Getting ready for a great meal...
This is the gravy I used:
Easy Jaeger Schnitzel
6 Pork Loin Chops, thinly sliced cutlets (about 1 lb. total)
1-2 Cups Flour
1-2 Cups Breadcrumbs
8 oz. Mushrooms (about 2 cups)
4 Tbsp. Butter (1/2 stick)
2 - 0.87 oz Packets of Brown Gravy Mix (I use McCormick)
First, lay out the pork chops between two pieces of plastic wrap and pound with a meat tenderizer to make them a little bit bigger. You may want to cut any large chunks of fat off the meat. Sprinkle each side of the pork with salt, pepper and garlic powder.
Then arrange three shallow bowls, putting the flour in one, the eggs in the second and the breadcrumbs in the third. Mix the eggs and a tablespoon of water with a fork until scrambled. Coat each piece of pork in the flour, then the eggs, and finally the breadcrumbs.
Make sure the entire piece of meat is covered in each ingredient before moving on to the next, and pat the breadcrumbs into each piece. Put the breaded pieces on a plate, cover it with plastic wrap or a paper towel and put the plate in the refrigerator until you're ready to cook the pork.
My favorite meat tenderizer:
Clean the mushrooms by gently wiping them down with a damp towel and then slice them. In a large frying pan, melt the butter. Add the mushrooms, mixing to coat them in the butter, and cook them on medium for at least twenty minutes, stirring occasionally.
They'll wilt down to nearly half their precooked size. It's best to finish the mushrooms before you cook the pork, because the mushrooms can sit, but the pork shouldn't - you want to eat it when it's hot.
Meanwhile, fill a different, high-sided frying pan with about a half-inch of olive oil. Heat the oil until you can drop in a few breadcrumbs and they sizzle. Cook the breaded pork for about four minutes on each side, or until they're browned. You can cover the pan if you want, but it's not necessary.
The pork pieces should sizzle while cooking; if there's no sizzle, the oil isn't hot enough and the pork will just sit in the oil and get oversaturated and gooey, but if there's popping the oil is too hot.
Cook two or three pieces of pork at a time and when they are done, put them on a plate that's covered with a few paper towels, to soak up any excess oil.

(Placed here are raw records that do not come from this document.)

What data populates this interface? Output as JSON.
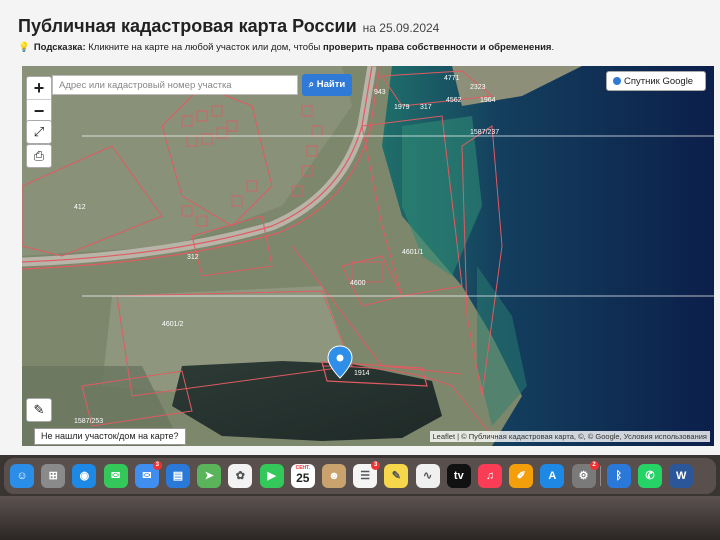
{
  "header": {
    "title": "Публичная кадастровая карта России",
    "date": "на 25.09.2024"
  },
  "hint": {
    "label": "Подсказка:",
    "text": "Кликните на карте на любой участок или дом, чтобы",
    "bold": "проверить права собственности и обременения",
    "end": "."
  },
  "map": {
    "search_placeholder": "Адрес или кадастровый номер участка",
    "find_label": "Найти",
    "layer_label": "Спутник Google",
    "zoom_in": "+",
    "zoom_out": "−",
    "not_found": "Не нашли участок/дом на карте?",
    "attribution": "Leaflet | © Публичная кадастровая карта, ©, © Google, Условия использования",
    "labels": [
      "412",
      "312",
      "4601/1",
      "4601/2",
      "4600",
      "1587/237",
      "1587/253",
      "1979",
      "317",
      "4562",
      "1964",
      "2323",
      "4771",
      "1914",
      "943"
    ]
  },
  "dock": {
    "calendar_month": "СЕНТ.",
    "calendar_day": "25",
    "apps": [
      {
        "name": "finder",
        "glyph": "☺",
        "color": "#2a8de8"
      },
      {
        "name": "launchpad",
        "glyph": "⊞",
        "color": "#8a8a8a"
      },
      {
        "name": "safari",
        "glyph": "◉",
        "color": "#1e88e5"
      },
      {
        "name": "messages",
        "glyph": "✉",
        "color": "#34c759"
      },
      {
        "name": "mail",
        "glyph": "✉",
        "color": "#3f8ef0",
        "badge": "3"
      },
      {
        "name": "keynote",
        "glyph": "▤",
        "color": "#2a79d8"
      },
      {
        "name": "maps",
        "glyph": "➤",
        "color": "#5ab55a"
      },
      {
        "name": "photos",
        "glyph": "✿",
        "color": "#f2f2f2"
      },
      {
        "name": "facetime",
        "glyph": "▶",
        "color": "#34c759"
      },
      {
        "name": "calendar",
        "glyph": "",
        "color": "#ffffff"
      },
      {
        "name": "contacts",
        "glyph": "☻",
        "color": "#c9a26d"
      },
      {
        "name": "reminders",
        "glyph": "☰",
        "color": "#f5f5f5",
        "badge": "3"
      },
      {
        "name": "notes",
        "glyph": "✎",
        "color": "#f6d64b"
      },
      {
        "name": "freeform",
        "glyph": "∿",
        "color": "#f0f0f0"
      },
      {
        "name": "apple-tv",
        "glyph": "tv",
        "color": "#111111"
      },
      {
        "name": "music",
        "glyph": "♫",
        "color": "#fa3c55"
      },
      {
        "name": "pages",
        "glyph": "✐",
        "color": "#f59e0b"
      },
      {
        "name": "app-store",
        "glyph": "A",
        "color": "#1e88e5"
      },
      {
        "name": "system-settings",
        "glyph": "⚙",
        "color": "#7a7a7a",
        "badge": "2"
      },
      {
        "name": "bluetooth",
        "glyph": "ᛒ",
        "color": "#2a79d8"
      },
      {
        "name": "whatsapp",
        "glyph": "✆",
        "color": "#25d366"
      },
      {
        "name": "word",
        "glyph": "W",
        "color": "#2b579a"
      }
    ]
  }
}
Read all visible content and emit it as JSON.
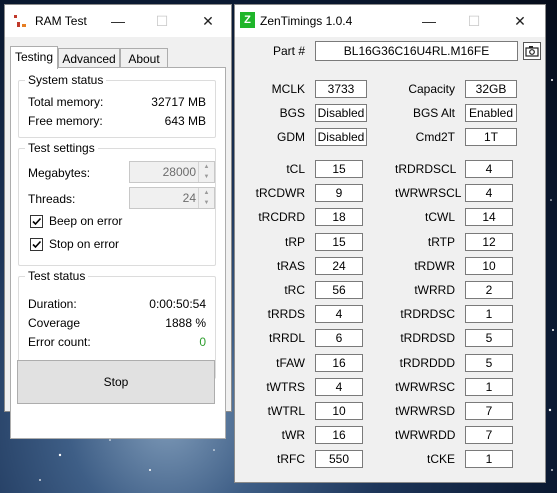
{
  "ram_test": {
    "title": "RAM Test",
    "tabs": [
      "Testing",
      "Advanced",
      "About"
    ],
    "system_status": {
      "title": "System status",
      "total_memory_label": "Total memory:",
      "total_memory_value": "32717 MB",
      "free_memory_label": "Free memory:",
      "free_memory_value": "643 MB"
    },
    "test_settings": {
      "title": "Test settings",
      "megabytes_label": "Megabytes:",
      "megabytes_value": "28000",
      "threads_label": "Threads:",
      "threads_value": "24",
      "beep_label": "Beep on error",
      "beep_checked": true,
      "stop_label": "Stop on error",
      "stop_checked": true
    },
    "test_status": {
      "title": "Test status",
      "duration_label": "Duration:",
      "duration_value": "0:00:50:54",
      "coverage_label": "Coverage",
      "coverage_value": "1888 %",
      "error_label": "Error count:",
      "error_value": "0",
      "error_color": "#2e9e2e"
    },
    "stop_button": "Stop"
  },
  "zen": {
    "title": "ZenTimings 1.0.4",
    "icon_letter": "Z",
    "icon_color": "#1fb52a",
    "part_label": "Part #",
    "part_value": "BL16G36C16U4RL.M16FE",
    "general": [
      {
        "l": "MCLK",
        "v": "3733",
        "l2": "Capacity",
        "v2": "32GB"
      },
      {
        "l": "BGS",
        "v": "Disabled",
        "l2": "BGS Alt",
        "v2": "Enabled"
      },
      {
        "l": "GDM",
        "v": "Disabled",
        "l2": "Cmd2T",
        "v2": "1T"
      }
    ],
    "timings": [
      {
        "l": "tCL",
        "v": "15",
        "l2": "tRDRDSCL",
        "v2": "4"
      },
      {
        "l": "tRCDWR",
        "v": "9",
        "l2": "tWRWRSCL",
        "v2": "4"
      },
      {
        "l": "tRCDRD",
        "v": "18",
        "l2": "tCWL",
        "v2": "14"
      },
      {
        "l": "tRP",
        "v": "15",
        "l2": "tRTP",
        "v2": "12"
      },
      {
        "l": "tRAS",
        "v": "24",
        "l2": "tRDWR",
        "v2": "10"
      },
      {
        "l": "tRC",
        "v": "56",
        "l2": "tWRRD",
        "v2": "2"
      },
      {
        "l": "tRRDS",
        "v": "4",
        "l2": "tRDRDSC",
        "v2": "1"
      },
      {
        "l": "tRRDL",
        "v": "6",
        "l2": "tRDRDSD",
        "v2": "5"
      },
      {
        "l": "tFAW",
        "v": "16",
        "l2": "tRDRDDD",
        "v2": "5"
      },
      {
        "l": "tWTRS",
        "v": "4",
        "l2": "tWRWRSC",
        "v2": "1"
      },
      {
        "l": "tWTRL",
        "v": "10",
        "l2": "tWRWRSD",
        "v2": "7"
      },
      {
        "l": "tWR",
        "v": "16",
        "l2": "tWRWRDD",
        "v2": "7"
      },
      {
        "l": "tRFC",
        "v": "550",
        "l2": "tCKE",
        "v2": "1"
      }
    ]
  }
}
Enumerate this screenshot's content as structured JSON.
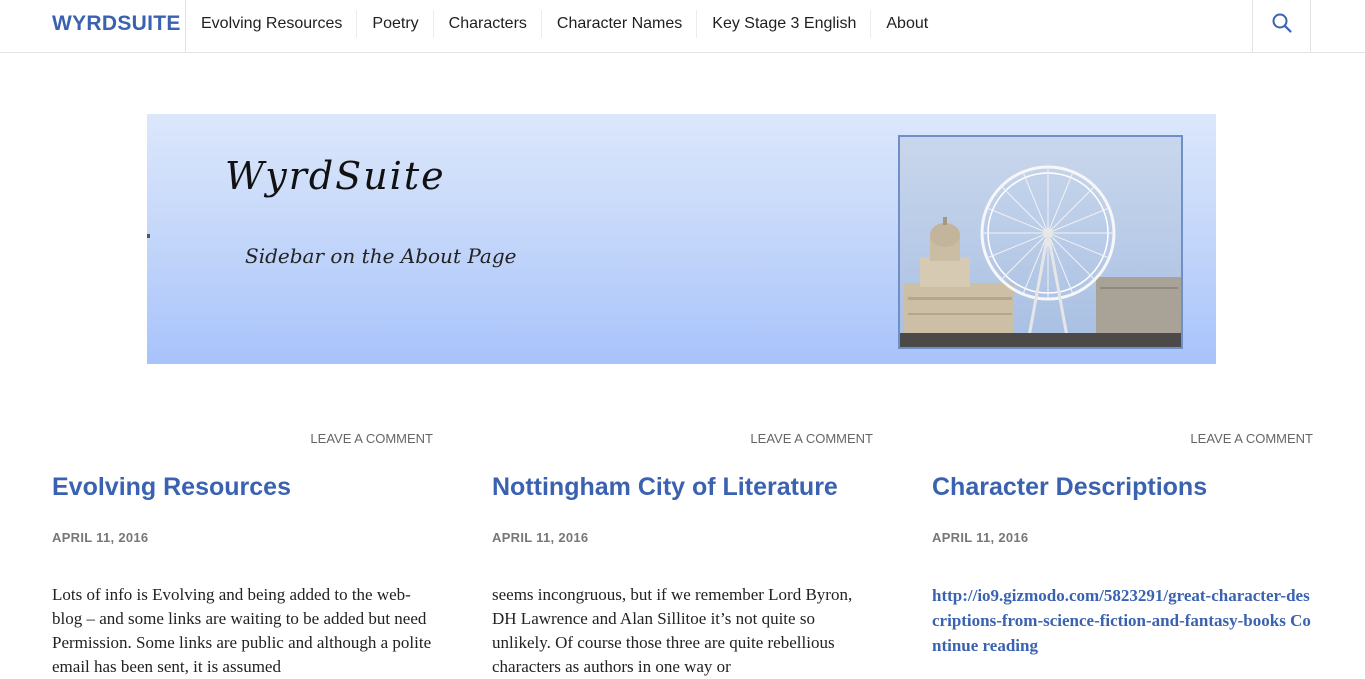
{
  "site": {
    "brand": "WYRDSUITE",
    "nav": [
      "Evolving Resources",
      "Poetry",
      "Characters",
      "Character Names",
      "Key Stage 3 English",
      "About"
    ],
    "search_icon": "search-icon"
  },
  "banner": {
    "title": "WyrdSuite",
    "subtitle": "Sidebar on the About Page",
    "photo": "ferris-wheel-city-hall-photo"
  },
  "posts": [
    {
      "meta": "LEAVE A COMMENT",
      "title": "Evolving Resources",
      "date": "APRIL 11, 2016",
      "excerpt": "Lots of info is Evolving and being added to the web-blog – and some links are waiting to be added but need Permission. Some links are public and although a polite email has been sent, it is assumed"
    },
    {
      "meta": "LEAVE A COMMENT",
      "title": "Nottingham City of Literature",
      "date": "APRIL 11, 2016",
      "excerpt": "seems incongruous, but if we remember Lord Byron, DH Lawrence and Alan Sillitoe it’s not quite so unlikely.  Of course those three are quite rebellious characters as authors in one way or"
    },
    {
      "meta": "LEAVE A COMMENT",
      "title": "Character Descriptions",
      "date": "APRIL 11, 2016",
      "link": "http://io9.gizmodo.com/5823291/great-character-descriptions-from-science-fiction-and-fantasy-books",
      "continue": "Continue reading"
    }
  ],
  "colors": {
    "accent": "#3a62b0",
    "banner_top": "#dce7fb",
    "banner_bottom": "#a8c3fb"
  }
}
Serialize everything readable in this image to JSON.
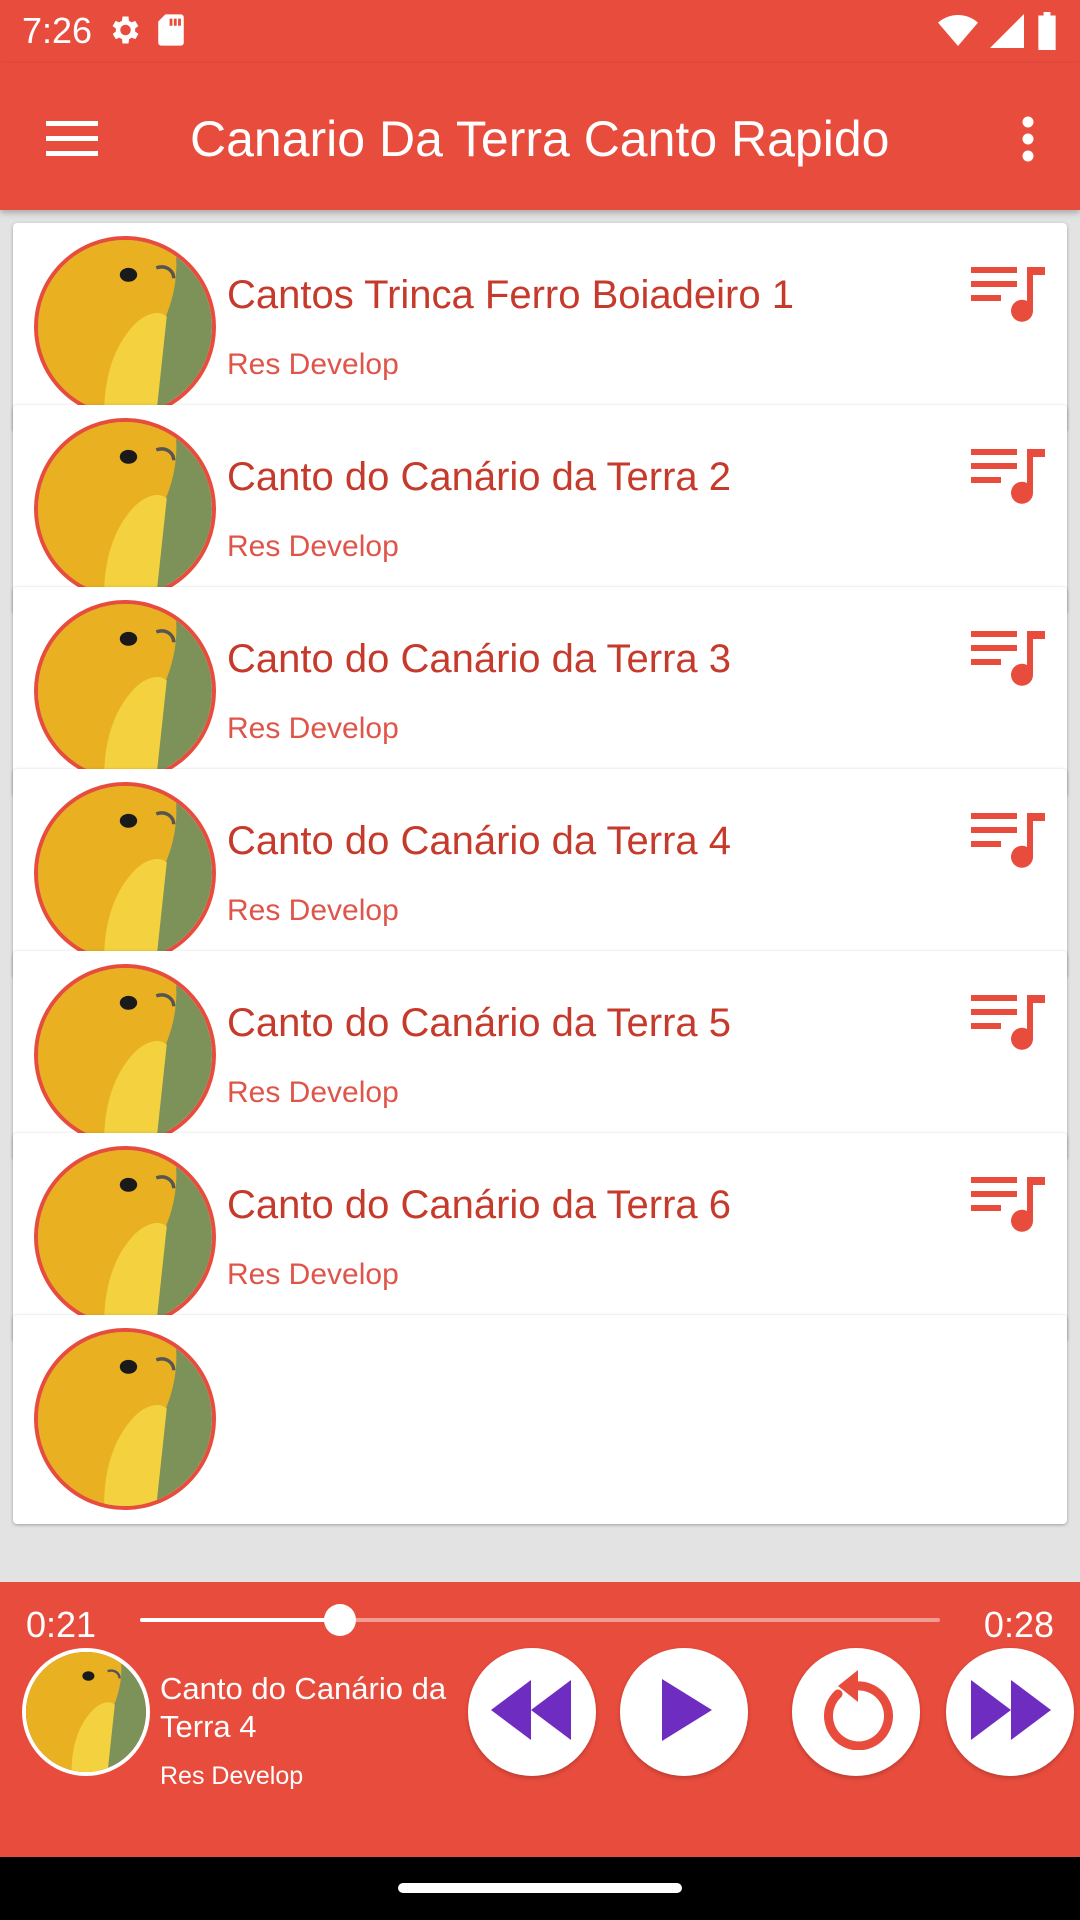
{
  "status_bar": {
    "time": "7:26",
    "left_icons": [
      "settings-icon",
      "sd-card-icon"
    ],
    "right_icons": [
      "wifi-icon",
      "signal-icon",
      "battery-icon"
    ]
  },
  "app_bar": {
    "title": "Canario Da Terra Canto Rapido",
    "menu_icon": "hamburger-menu-icon",
    "overflow_icon": "more-vert-icon"
  },
  "colors": {
    "accent": "#e84c3d",
    "title_text": "#c63a2c",
    "controls": "#6f2cc0"
  },
  "tracks": [
    {
      "title": "Cantos Trinca Ferro Boiadeiro 1",
      "artist": "Res Develop"
    },
    {
      "title": "Canto do Canário da Terra 2",
      "artist": "Res Develop"
    },
    {
      "title": "Canto do Canário da Terra 3",
      "artist": "Res Develop"
    },
    {
      "title": "Canto do Canário da Terra 4",
      "artist": "Res Develop"
    },
    {
      "title": "Canto do Canário da Terra 5",
      "artist": "Res Develop"
    },
    {
      "title": "Canto do Canário da Terra 6",
      "artist": "Res Develop"
    }
  ],
  "player": {
    "current_time": "0:21",
    "total_time": "0:28",
    "progress_fraction": 0.25,
    "title": "Canto do Canário da Terra 4",
    "artist": "Res Develop",
    "controls": [
      "rewind-icon",
      "play-icon",
      "replay-icon",
      "fast-forward-icon"
    ]
  }
}
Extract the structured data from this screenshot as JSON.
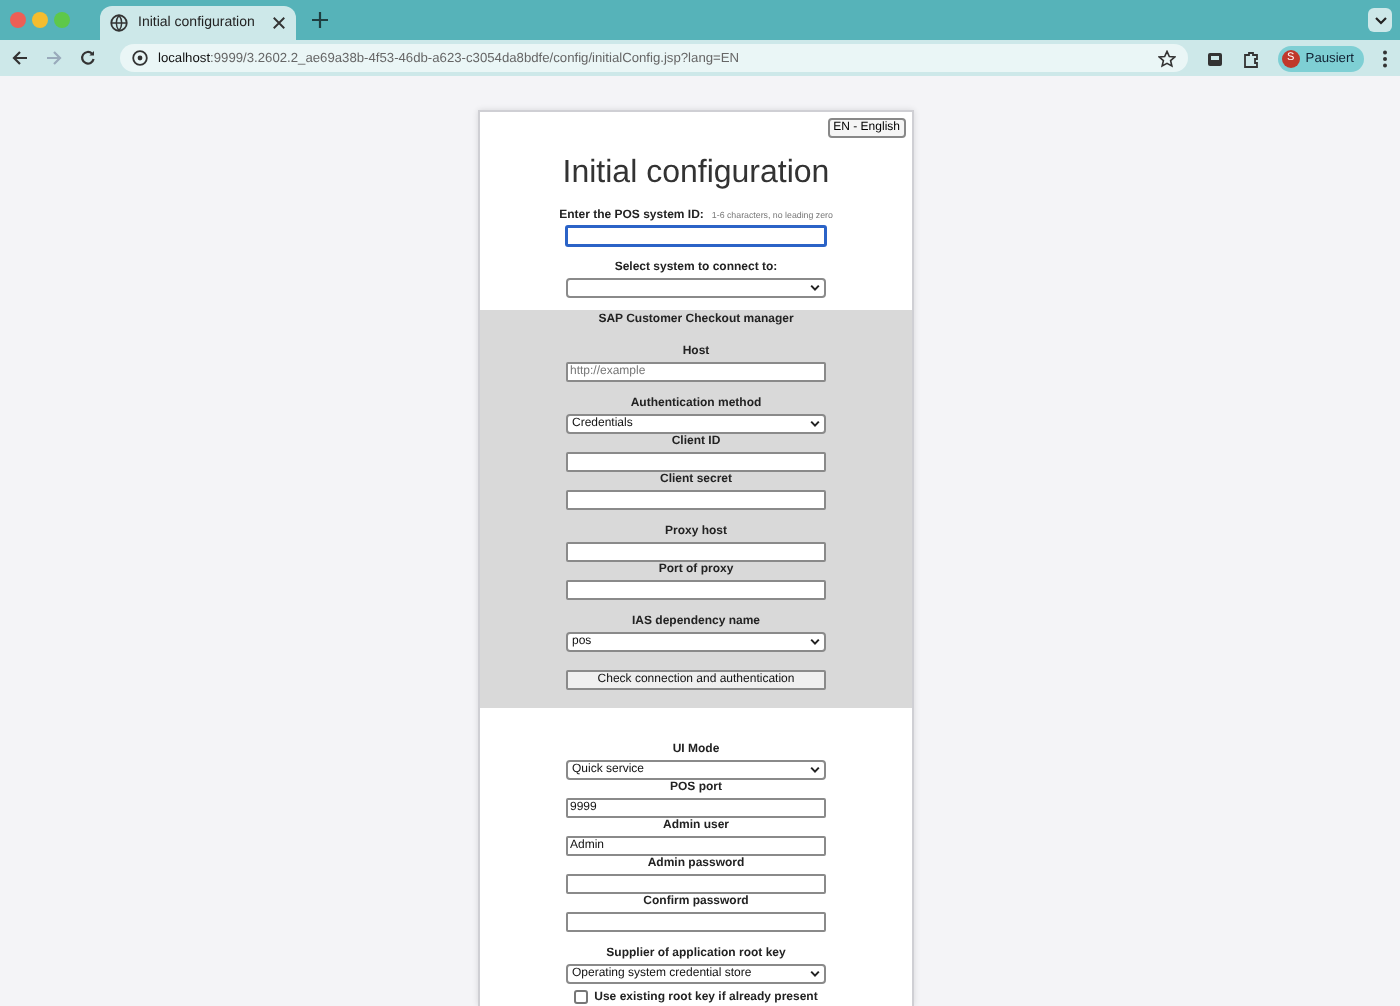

While the pork is cooking, heat 1 ½ cups of water in a large measuring cup in the microwave for a few minutes until it's nearly boiling. Then whisk the gravy mixes into the water. Drain any excess butter from the pan with the mushrooms, and then mix the brown gravy into the mushrooms.
Let the gravy mixture come to a boil and then simmer on medium for three or four minutes, until thickened, stirring occasionally. Then let the gravy sit on low until you're ready for dinner, pouring it very carefully back into the measuring cup or a large gravy boat to serve.
When you're ready to eat, put a piece of breaded pork (schnitzel) on you plate and top with the brown gravy.
The whole process from start to finish takes about 30 to 45 minutes, depending on how fast you move, and it feeds three to six people, depending on how much they eat. Serve it with a salad and some noodles or potatoes; I usually use one of my favorite potato recipes. And don't forget some cold, German beer!
Mmm...Doesn't that look good?
Do you need the metric measurements?
Try this website for conversions. It's a quick way to find out how the measurements compare.
Set the table German Style!
Traditionally, the schnitzel served in German restaurants is quite larger than what I suggest here, so feel free to use bigger pieces of pork.
Also, you can substitute chicken for the pork, if you like, though I usually cut the chicken breasts in half before breading them.